Dalam imajinasi Amerika, Perang Vietnam tidak begitu dirayakan seperti yang dipikirkan dengan tekun. Pendekatan berwawasan ke dalam ini tercermin dalam film-film seperti "The Deer Hunter" dan "Apocalypse Now, " novel-novel terlaris dan memoar populer yang berkutat pada dampak psikologis perang.
Apakah perang sepadan dengan biayanya, manusia dan bukan? Apakah itu perang yang dapat dimenangkan atau ditakdirkan sejak awal? Apa pelajaran dan warisannya?
Pertanyaan-pertanyaan ini juga mendukung film dokumenter Perang Vietnam Ken Burns, yang ditayangkan perdana 17 September. Tetapi banyak yang lupa bahwa sebelum Perang Vietnam berakhir sebagai rawa Perang Dingin, itu dimulai sebagai upaya anti-komunis yang bermata jernih.
Sebagai seorang anak, saya selalu terpesona oleh komik; sekarang, sebagai sarjana studi budaya, saya sudah bisa memadukan hasrat ini dengan minat pada narasi perang. Komik - lebih dari media apa pun - mencerminkan lintasan naratif perang, dan bagaimana publik Amerika berevolusi dari yang umumnya mendukung perang menjadi ambivalen tentang tujuan dan prospeknya.
Suara rakyat
Sejarah perang sering diceritakan melalui pertempuran besar dan pandangan para jenderal dan politisi yang berkuasa.

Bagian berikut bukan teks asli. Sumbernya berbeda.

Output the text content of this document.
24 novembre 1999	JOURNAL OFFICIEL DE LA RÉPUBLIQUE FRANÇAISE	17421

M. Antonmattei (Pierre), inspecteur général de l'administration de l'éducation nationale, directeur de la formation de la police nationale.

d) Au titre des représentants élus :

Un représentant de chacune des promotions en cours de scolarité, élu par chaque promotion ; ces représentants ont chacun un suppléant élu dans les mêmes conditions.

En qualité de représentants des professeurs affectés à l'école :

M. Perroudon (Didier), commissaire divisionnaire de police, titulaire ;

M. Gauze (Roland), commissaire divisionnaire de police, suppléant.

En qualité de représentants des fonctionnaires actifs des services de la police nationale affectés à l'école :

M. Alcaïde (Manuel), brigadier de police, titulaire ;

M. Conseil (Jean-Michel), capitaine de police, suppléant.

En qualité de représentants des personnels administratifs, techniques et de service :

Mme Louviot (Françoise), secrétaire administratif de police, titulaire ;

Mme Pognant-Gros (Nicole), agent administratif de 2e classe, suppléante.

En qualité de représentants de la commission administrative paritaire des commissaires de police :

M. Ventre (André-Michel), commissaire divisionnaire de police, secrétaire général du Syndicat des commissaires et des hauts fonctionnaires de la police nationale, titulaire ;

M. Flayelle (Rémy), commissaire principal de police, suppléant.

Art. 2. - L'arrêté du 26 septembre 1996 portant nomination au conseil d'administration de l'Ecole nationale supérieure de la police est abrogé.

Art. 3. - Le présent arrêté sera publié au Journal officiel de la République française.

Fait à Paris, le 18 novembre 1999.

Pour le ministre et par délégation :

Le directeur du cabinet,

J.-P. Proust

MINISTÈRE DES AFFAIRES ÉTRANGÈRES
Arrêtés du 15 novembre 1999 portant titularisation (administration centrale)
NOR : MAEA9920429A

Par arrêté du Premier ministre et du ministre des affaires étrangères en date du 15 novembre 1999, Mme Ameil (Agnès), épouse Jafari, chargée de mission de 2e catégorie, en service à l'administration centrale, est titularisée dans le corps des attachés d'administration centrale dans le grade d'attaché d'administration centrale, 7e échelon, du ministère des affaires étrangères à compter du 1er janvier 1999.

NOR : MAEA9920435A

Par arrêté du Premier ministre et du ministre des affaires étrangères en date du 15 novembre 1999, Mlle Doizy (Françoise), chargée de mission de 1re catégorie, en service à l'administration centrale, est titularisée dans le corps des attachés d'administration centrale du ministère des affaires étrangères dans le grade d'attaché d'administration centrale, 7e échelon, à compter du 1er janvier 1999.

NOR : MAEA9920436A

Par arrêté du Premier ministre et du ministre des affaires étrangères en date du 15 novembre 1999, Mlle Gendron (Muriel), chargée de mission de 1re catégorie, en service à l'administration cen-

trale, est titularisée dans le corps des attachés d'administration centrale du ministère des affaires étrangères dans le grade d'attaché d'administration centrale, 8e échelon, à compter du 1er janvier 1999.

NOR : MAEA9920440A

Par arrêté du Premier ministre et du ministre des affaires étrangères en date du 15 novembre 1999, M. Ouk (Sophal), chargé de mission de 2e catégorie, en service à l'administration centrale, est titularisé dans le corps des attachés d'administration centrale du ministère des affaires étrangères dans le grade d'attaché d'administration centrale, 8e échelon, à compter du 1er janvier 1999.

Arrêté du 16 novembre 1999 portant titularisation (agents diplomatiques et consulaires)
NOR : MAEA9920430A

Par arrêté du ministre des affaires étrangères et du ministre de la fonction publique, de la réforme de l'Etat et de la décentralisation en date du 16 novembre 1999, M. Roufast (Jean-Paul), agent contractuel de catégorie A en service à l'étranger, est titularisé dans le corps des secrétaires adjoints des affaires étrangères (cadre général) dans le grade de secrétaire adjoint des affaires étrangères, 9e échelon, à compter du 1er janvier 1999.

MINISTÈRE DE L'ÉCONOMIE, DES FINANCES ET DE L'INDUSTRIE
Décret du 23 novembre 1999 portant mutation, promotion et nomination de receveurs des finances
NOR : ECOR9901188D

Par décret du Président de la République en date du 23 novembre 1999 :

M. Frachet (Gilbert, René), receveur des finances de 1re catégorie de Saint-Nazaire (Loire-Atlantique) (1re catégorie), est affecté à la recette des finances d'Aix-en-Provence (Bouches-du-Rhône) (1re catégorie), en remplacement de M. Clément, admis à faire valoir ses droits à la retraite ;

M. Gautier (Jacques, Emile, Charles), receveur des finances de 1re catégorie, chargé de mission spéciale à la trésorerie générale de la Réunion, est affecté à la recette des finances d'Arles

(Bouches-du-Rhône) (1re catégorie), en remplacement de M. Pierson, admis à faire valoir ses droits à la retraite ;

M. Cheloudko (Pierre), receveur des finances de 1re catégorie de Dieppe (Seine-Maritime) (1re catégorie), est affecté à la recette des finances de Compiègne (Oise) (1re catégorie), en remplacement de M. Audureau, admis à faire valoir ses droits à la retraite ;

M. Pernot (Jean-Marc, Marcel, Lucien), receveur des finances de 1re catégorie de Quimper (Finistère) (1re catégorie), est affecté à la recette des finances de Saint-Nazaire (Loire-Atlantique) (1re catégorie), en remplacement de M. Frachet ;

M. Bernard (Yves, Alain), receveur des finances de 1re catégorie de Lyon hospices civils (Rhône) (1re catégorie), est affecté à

Komik Amerika, di sisi lain, cenderung mencerminkan sikap populer dari era di mana mereka diproduksi. Karena serialisasi dan produksi massal, mereka secara unik diperlengkapi untuk menanggapi dinamika yang berubah dan pergeseran politik.
Selama Depresi Hebat, Superman berperang melawan tuan tanah yang korup. Pada puncak Perang Dunia II, Kapten Amerika bentrok dengan Tengkorak Merah fasis. Transformasi Tony Stark menjadi Iron Man terjadi bersamaan dengan pertumbuhan kompleks industri militer selama Perang Dingin. Dan tim beragam X-Men pertama kali muncul selama gerakan hak-hak sipil. Alur cerita ini mencerminkan perubahan sikap orang-orang biasa, target pembaca komik-komik ini.

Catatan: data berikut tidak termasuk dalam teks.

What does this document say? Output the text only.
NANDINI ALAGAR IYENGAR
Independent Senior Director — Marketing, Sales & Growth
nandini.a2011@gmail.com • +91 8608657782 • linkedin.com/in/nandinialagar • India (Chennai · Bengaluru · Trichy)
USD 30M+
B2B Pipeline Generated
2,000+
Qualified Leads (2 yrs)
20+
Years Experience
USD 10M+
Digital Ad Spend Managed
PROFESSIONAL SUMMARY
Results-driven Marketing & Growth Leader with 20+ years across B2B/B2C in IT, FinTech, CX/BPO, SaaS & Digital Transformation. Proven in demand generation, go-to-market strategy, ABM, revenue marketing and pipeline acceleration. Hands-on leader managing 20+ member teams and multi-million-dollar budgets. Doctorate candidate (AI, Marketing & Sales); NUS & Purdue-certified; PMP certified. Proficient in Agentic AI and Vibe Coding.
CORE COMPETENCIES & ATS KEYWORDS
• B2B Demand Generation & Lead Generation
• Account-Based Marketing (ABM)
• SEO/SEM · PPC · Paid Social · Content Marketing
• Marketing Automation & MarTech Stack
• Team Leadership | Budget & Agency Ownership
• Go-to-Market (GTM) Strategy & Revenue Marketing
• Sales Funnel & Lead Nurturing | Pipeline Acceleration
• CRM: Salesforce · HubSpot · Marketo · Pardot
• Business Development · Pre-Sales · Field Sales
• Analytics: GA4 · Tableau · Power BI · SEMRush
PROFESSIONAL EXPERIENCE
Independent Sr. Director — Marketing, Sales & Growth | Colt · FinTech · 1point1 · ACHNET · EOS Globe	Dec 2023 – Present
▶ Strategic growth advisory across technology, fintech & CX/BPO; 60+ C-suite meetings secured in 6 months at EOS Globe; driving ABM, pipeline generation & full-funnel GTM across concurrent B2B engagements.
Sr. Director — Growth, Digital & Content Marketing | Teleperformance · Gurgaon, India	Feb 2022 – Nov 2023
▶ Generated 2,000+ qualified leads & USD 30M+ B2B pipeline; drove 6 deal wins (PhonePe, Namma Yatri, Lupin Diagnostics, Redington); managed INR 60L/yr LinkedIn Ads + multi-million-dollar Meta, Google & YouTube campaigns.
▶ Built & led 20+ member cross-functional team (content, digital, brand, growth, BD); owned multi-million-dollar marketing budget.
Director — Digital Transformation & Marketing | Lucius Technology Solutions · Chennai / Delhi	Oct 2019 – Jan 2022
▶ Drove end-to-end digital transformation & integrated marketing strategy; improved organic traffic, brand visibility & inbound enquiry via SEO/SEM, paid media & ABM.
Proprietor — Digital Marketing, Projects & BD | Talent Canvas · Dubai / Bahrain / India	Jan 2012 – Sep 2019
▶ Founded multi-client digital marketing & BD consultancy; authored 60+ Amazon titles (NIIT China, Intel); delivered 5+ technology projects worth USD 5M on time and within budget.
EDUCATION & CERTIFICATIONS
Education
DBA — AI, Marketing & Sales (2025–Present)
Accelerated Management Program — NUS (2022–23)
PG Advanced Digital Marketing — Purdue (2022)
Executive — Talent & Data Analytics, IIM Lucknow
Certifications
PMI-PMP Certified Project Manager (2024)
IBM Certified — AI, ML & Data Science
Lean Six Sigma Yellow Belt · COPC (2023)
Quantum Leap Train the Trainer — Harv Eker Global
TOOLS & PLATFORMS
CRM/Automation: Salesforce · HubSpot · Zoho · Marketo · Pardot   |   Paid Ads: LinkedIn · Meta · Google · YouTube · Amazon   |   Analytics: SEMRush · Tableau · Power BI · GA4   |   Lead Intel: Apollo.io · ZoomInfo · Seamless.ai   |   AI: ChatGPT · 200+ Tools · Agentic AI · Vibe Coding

Plot yang lebih baru termasuk demonstrasi Partai Teh, misi perdamaian yang gagal di Iran dan cerita yang keluar - semuanya menggarisbawahi fakta bahwa komik terus terlibat dengan urusan dan politik saat ini.
Sebagai mode "ingatan modern, " komik - mengutip sejarawan Prancis Pierre Nora - "hadapi kita dengan realisasi brutal perbedaan memori nyata ... dan sejarah, yang merupakan cara masyarakat modern kita yang sangat pelupa, didorong oleh perubahan, mengorganisir masa lalu "
Dengan kata lain, komik adalah sejenis catatan sejarah; mereka adalah jendela menuju apa yang dipikirkan orang dan bagaimana mereka menafsirkan peristiwa - hampir secara real time.
Dari elang ke merpati
Komik diproduksi di tahun-tahun selama, setelah dan menjelang Perang Vietnam tidak berbeda.
Konflik, tentaranya, dan para veterannya yang kembali muncul dalam waralaba komik arus utama seperti "The Amazing Spider Man, " "Iron Man, " "Punisher, " "Thor, " "The X-Men" dan "Daredevil." prajurit - dan perang - bergeser selama konflik.
Sebelum 1968 dan Serangan Tet, komik-komik Marvel cenderung menampilkan plot pro-perang yang melibatkan pertempuran superhero yang melibatkan rekan-rekan AS dan para pejuang Front Pembebasan Nasional Vietnam Selatan dan pasukan komunis Ho Chi Minh. Plot Manichean ini mengingatkan pada komik Perang Dunia II, di mana "orang baik" jelas dibedakan dari rekan-rekan jahat mereka.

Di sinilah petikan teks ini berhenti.